[Date Prev][Date Next][Thread Prev][Thread Next][Date Index][Thread Index]

Re: Character equivalence mapping (was: Re: [idn] SLCminutes)



--On Thursday, 03 January, 2002 11:31 -0500 Edmon
<edmon@neteka.com> wrote:

>...
> The domain names as they
> conceptually exist however should remain user friendly.  In
> other words, domain names for humans will contain context and
> meaning (an "ALPHA" will be an "ALPHA" not "A"), but domain
> names as viewed in the DNS (machine) should be devoid of
> context.  To bridge these two, a set of equivalent characters
> are prepared as a table for the machine so that it can blindly
> treat them as identical without contemplating its context.

But, Edmon, we already have disproofs of this in trademark
registrations and the registrars claim (and I believe them) that
the companies involved are anxious to take advantage of
internationalization to register their trademarks more directly
in the DNS.  We have organizations who want to be 
  <alpha><roman-i><digits123>
  toys-<cyrillic-ya>-us
and so on, a list that will certainly get longer as more
characters are perceived as available.  

What you are trying to do also involves some rather complex
judgement calls which I don't know how to make.  As someone who
is not very familiar with either, I've seen a number of font
forms of Arabic and Thai that I'm not sure I could tell apart,
at least without considerable context.  I would assume that
daily users of the two scripts wouldn't have that problem, but
who is to make the decision about equivalence?
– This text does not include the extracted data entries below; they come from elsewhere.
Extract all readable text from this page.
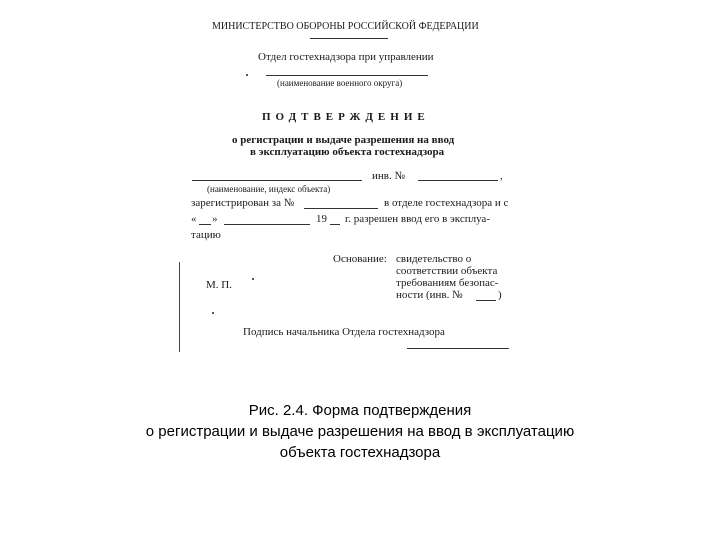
МИНИСТЕРСТВО ОБОРОНЫ РОССИЙСКОЙ ФЕДЕРАЦИИ
Отдел гостехнадзора при управлении
(наименование военного округа)
ПОДТВЕРЖДЕНИЕ
о регистрации и выдаче разрешения на ввод
в эксплуатацию объекта гостехнадзора
инв. №	,
(наименование, индекс объекта)
зарегистрирован за №	в отделе гостехнадзора и с
« »	19 г. разрешен ввод его в эксплуа-
тацию
Основание: свидетельство о
соответствии объекта
требованиям безопас-
ности (инв. №	)
М. П.
Подпись начальника Отдела гостехнадзора
Рис. 2.4. Форма подтверждения
о регистрации и выдаче разрешения на ввод в эксплуатацию
объекта гостехнадзора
It seems to me that there, in practice, are only two ways to get
what you want without ambiguity or confusion.  One goes down the
path that Ken points out, which results, ultimately, in
"equivalencing" some very different things.  And the other is to
say "ok, we will add characters to the LDH list, but only those
characters that cannot be confused with anything else,
regardless of the case or font used".  Maybe, in the long term,
they turn out to be the same option.

It would have the advantage of adding many useful characters to
the DNS-application-permitted set (and Harald and Patrik could
stop worrying about the names of their respective sons :-)), but
it would do almost nothing for internationalization other than
throwing us back into strange transliterations or transpositions
for many scripts.   Put differently, we would end up with a DNS
character set that would probably support Latin-1 and Han
characters properly, but maybe nothing else.  I don't find that
very satisfying, much as I am concerned about accurate
transcription of labels from printed form into the DNS.

     john